Log on to ossbrowser as a RAM user

To ensure data security, we recommend that you log on to ossbrowser by using the AccessKey (AK) of a RAM user. To log on to ossbrowser, follow these steps:
  1. Create a RAM user and an AK. For more information, see Create a RAM user.

    RAM users can be classified into two types based on their permissions:

    • Administrator RAM user: Indicates a RAM user with administration permissions. For example, a RAM user that can manage all buckets and authorize other RAM users is an administrator RAM user. You can log on to the RAM console with your Alibaba Cloud account to create an administrator RAM user and grant permissions to the administrator RAM user, as shown in the following figure.

    • Operator RAM user: Indicates a RAM user that only has the read-only permission on a bucket or a directory.
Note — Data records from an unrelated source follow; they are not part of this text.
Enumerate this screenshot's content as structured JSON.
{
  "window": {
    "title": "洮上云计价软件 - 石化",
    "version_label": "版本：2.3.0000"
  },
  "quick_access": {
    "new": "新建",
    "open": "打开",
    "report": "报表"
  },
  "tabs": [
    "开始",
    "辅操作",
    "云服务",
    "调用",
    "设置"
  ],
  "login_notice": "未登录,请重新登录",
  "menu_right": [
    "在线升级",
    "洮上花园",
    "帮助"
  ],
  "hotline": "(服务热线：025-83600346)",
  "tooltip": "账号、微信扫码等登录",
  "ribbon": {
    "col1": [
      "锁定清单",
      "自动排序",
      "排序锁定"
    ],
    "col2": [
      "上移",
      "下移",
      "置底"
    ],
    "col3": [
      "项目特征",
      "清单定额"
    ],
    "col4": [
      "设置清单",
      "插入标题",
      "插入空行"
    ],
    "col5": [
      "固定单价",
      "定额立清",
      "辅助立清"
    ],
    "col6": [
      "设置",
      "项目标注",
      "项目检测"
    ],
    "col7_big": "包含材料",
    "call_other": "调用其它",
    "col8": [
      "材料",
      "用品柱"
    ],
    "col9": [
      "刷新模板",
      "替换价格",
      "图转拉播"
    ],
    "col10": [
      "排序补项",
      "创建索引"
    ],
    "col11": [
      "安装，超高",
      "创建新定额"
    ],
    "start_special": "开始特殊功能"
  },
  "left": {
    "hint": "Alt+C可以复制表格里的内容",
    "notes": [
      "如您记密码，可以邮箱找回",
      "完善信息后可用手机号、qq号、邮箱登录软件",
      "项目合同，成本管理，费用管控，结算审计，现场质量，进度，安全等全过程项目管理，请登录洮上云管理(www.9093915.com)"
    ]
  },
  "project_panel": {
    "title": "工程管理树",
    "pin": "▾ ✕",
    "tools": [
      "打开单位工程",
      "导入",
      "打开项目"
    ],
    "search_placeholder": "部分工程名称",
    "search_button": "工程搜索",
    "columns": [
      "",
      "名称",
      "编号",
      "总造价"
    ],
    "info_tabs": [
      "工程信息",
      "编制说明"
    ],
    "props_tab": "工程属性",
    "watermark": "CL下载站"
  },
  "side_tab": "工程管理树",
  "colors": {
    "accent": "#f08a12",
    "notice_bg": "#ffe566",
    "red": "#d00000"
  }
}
The administrator can Grant permissions with a simple policy to authorize a RAM user.
      Note You can grant lower-level permissions to RAM users. For details, see Access control.
  2. Set the following parameters to log on to ossbrowser:
    • Endpoint: Use the default value.
    • AccessKeyId and AccessKeySecret: Enter the AK of the RAM user.
    • Preset OSS Path:
      • Administrator RAM users with administration permissions on all buckets: No configuration is required.
      • Operator RAM users: Configurations are required. Enter the path of the OSS bucket or sub-directory that you want to access (the RAM user must have permission to access the OSS bucket or sub-directory). The path format is as follows: oss:// bucket name/sub-directory name/.
    • Remember: Select to save the AK. When you log on to ossbrowser later, you can simply click AK Histories and select the saved AK instead of entering the AK repeatedly. Do not select this option if you use a shared computer.


Log on to ossbrowser with a temporary authorization code

You can use a temporary authorization code to log on to ossbrowser. You can provide authorized users with a temporary authorization code to allow them to access a directory under your bucket temporarily before the authorization code expires. The temporary authorization code automatically becomes invalid after it expires.
  1. Generate a temporary authorization code.
    Use the AK of an administrator RAM user to log on to ossbrowser. Select the object or directory to be accessed temporarily by the authorized users, and generate a temporary authorization code, as shown in the following figure.

  2. Log on to ossbrowser with the authorization code.
    The temporarily authorized users can use the authorization code to log on to ossbrowser before it expires, as shown in the following figure.

Grant permissions with a simple policy

After logging on to ossbrowser as an administrator RAM user, you can Grant permissions with a simple policy to create an operator RAM user, or grant an operator RAM user the read-only or read/write permission on a bucket or a directory.
Note Alibaba Cloud ossbrowser provides simple policy authorization, which is an access control feature based on the Alibaba Cloud RAM service. You can also log on to the RAM console through the official website of Alibaba Cloud to manage your RAM user more precisely.
  1. Select one or more objects or directories to be accessed temporarily by the authorized users and then click Simple Policy, as shown in the following figure.

  2. On the Simplify policy authorization dialog box, select Privileges.
  3. You can also grant permissions to an existing operator RAM user or create a new operator RAM user in this dialog box.
    Notice To use simple policy authorization, you must log on to ossbrowser by using the AK of an RAM user that has the RAM configuration permission, for example, the AK of an administrator RAM user that has the RAM configuration permission.


    The policy is generated in text. You can view, copy, and use the text as needed. For example, you can copy the policy text and use it to edit the authorization rules for RAM users and roles in the RAM console.